Friday, October 10, 2008

Fall...Fall.....It's the season

The yen carry trade is a "cheap money" gambit that exploits the extraordinarily low borrowing rates available in Japan. The carry trade, which involves cheaply borrowing the Japanese currency to buy other assets, comes unstuck in the current banking and financial crisis.

What is Yen Carry Trade?

In the Bank for International Settlements (BIS) Quarterly Review dated March 1999 there is a section titled "The yen carry trade and recent foreign exchange market volatility." This report describes the phenomenon known as the "carry trade" and then explains what happened in the foreign exchange markets with regards to the Japanese yen during the period from 1995 to 1998.

Japan's low interest rates, an anomaly in the financial world, result from Japanese central bank monetary policy, which has, Richard Jerram, the Macquarie economist, said, "defied orthodox economic thinking for more than 20 years."

For the carry trade, the ploy involves borrowing yen and immediately selling them for a currency that is either itself a higher-yield instrument (e.g., the New Zealand Dollar, Brazilian Real and Mexican Peso) because of the interest rates in the other country, or using them to buy higher-yield or higher-risk instruments (e.g., Turkish stocks). Because it combines risks of high leverage with risks inherent in a higher-yield asset class, the carry trade is highly sensitive to foreign exchange moves and liquidity fears.

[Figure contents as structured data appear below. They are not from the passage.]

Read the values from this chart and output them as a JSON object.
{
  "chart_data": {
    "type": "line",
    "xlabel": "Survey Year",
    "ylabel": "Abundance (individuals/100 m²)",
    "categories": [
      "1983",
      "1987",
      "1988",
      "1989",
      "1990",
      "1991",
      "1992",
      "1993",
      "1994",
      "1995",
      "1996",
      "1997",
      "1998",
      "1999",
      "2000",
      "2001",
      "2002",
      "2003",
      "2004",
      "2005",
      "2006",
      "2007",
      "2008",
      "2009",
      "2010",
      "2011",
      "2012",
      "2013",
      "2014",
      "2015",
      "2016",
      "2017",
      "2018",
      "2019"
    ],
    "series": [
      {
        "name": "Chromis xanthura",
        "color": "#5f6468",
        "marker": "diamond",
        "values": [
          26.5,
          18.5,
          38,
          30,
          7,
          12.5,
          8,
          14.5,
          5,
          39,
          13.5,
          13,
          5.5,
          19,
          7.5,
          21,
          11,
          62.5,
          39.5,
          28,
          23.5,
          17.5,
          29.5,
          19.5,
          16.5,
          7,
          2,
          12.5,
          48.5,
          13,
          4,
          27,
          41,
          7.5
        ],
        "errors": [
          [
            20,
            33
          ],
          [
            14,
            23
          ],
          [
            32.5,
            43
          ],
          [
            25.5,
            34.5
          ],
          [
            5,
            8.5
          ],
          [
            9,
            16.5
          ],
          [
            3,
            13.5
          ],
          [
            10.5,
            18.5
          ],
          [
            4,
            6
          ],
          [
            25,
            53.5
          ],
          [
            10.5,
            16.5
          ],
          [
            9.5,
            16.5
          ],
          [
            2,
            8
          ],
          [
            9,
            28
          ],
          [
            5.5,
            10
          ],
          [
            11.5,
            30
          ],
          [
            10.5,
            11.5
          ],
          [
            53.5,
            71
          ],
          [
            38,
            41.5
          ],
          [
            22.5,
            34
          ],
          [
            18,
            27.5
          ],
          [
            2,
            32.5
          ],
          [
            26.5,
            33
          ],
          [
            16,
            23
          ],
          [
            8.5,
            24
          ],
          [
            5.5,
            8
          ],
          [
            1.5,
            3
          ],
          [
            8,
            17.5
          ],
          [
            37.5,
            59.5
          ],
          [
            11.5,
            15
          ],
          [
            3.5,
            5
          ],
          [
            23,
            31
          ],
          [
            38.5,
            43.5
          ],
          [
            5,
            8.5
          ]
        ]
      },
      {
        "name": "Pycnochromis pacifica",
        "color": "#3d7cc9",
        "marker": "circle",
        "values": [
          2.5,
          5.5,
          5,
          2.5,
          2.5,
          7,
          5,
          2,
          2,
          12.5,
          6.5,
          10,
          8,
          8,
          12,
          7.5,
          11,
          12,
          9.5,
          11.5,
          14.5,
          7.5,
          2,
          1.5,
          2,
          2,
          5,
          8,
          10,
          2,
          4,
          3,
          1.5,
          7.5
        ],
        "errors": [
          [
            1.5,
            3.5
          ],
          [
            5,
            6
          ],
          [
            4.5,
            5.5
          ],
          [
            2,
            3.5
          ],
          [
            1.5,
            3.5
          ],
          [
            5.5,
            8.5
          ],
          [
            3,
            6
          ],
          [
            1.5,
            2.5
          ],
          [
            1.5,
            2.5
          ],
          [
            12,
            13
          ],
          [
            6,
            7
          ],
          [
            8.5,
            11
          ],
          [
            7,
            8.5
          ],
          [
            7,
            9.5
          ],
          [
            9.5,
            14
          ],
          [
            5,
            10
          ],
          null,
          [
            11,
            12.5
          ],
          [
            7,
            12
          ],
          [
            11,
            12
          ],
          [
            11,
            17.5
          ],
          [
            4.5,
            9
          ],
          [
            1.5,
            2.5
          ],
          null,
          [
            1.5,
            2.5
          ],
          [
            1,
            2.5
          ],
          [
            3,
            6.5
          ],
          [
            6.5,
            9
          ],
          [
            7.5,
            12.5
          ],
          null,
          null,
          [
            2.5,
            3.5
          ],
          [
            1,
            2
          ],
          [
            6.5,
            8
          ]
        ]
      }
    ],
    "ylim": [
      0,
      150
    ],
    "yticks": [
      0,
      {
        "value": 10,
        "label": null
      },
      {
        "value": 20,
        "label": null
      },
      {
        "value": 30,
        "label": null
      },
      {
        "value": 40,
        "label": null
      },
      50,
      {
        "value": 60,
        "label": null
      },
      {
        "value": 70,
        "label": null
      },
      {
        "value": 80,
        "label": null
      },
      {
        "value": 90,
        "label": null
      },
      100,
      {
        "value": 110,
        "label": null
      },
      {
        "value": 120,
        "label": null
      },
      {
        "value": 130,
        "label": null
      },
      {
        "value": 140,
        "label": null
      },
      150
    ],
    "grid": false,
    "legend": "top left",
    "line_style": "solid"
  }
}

As reported by The Times of London, hedge funds have long used the carry trade for cheap leverage, but there are also thought to be vast exposures to yen volatility in the Thai, Korean, and Indonesian banking sectors, where the Japanese currency has been borrowed heavily to meet funding needs. The British banking sector turned to a version of the carry trade -- yen-denominated bond issuance -- when credit conditions tightened around the Northern Rock crisis. Indian banks' use of the carry trade surged 180 per cent between 2005 and 2007.

After seven years of providing the cheapest source of funds for investors buying higher-yielding financial assets, the yen is appreciating as $US587 billion ($757 billion) of subprime mortgage-related losses force banks to restrict credit. It strengthened 4.4 percnt; on a trade weighted basis in September, according to the Bank of Japan's effective exchange rate, the most since August 2007, when the seizure in capital markets began.

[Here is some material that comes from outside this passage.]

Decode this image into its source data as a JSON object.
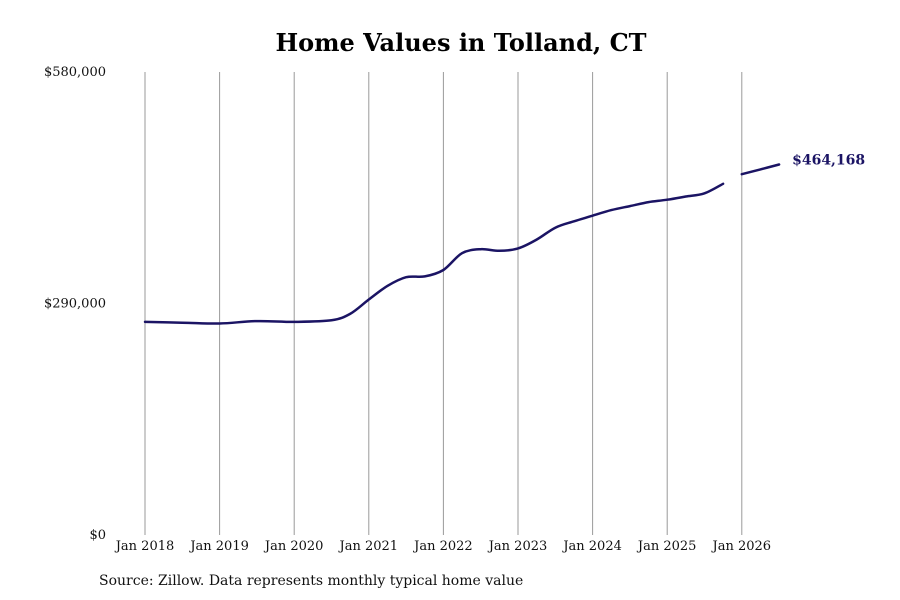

The yen rose toward a six-month high against the dollar after the International Monetary Fund said the world economy is headed for a recession next year, with expansion in the U.S. forecast to grind to a halt. The yen also traded near its strongest in three years versus the euro on speculation a global stocks sell-off will prompt investors to reduce holdings of higher-yielding assets.

The current stocks dismal performance helped deter carry trades.

Richard Benson, who oversees $US14 billion of currency funds at Millennium Asset Management in London refer the Yen as “ a counter-cyclical currency, When the global economy looks bad, the yen should do well”.

The US Dollar/Japanese Yen currency pair continues to trades almost lock-step with the Dow Jones Industrial Average (highly correlated), while the US dollar has likewise moved with the price of Crude Oil through recent trade.

The correlation of US Dollar/Japanese Yen pair and the Dow Jones Industrial Average is currently almost at its highest. The current investment theme is every downward move in global equity indices will be follow by short positions in the low-yielding Yen.



Dow Jones Industrial Index



USD/YEN



Yesterday, stocks plunged, sending the Dow Jones industrial average down 679 points -- more than 7 percent -- to its lowest level in five years. Refer to Dow Chart above. The USD/YEN was moved up to previous day high during the Asian session, moved sideway during European session with high volatility before plunge down during US session.

October is usually the best time for bottom buying for the stocks. Yesterday heavy fall in Dow indicate further downward fall is expected before market stabilize. The USD/YEN chart indicates that the pair is currently looking for the 4th wave of Elliot Wave retracement before the final 5th wave down. Retracement is expected at 38.2% level.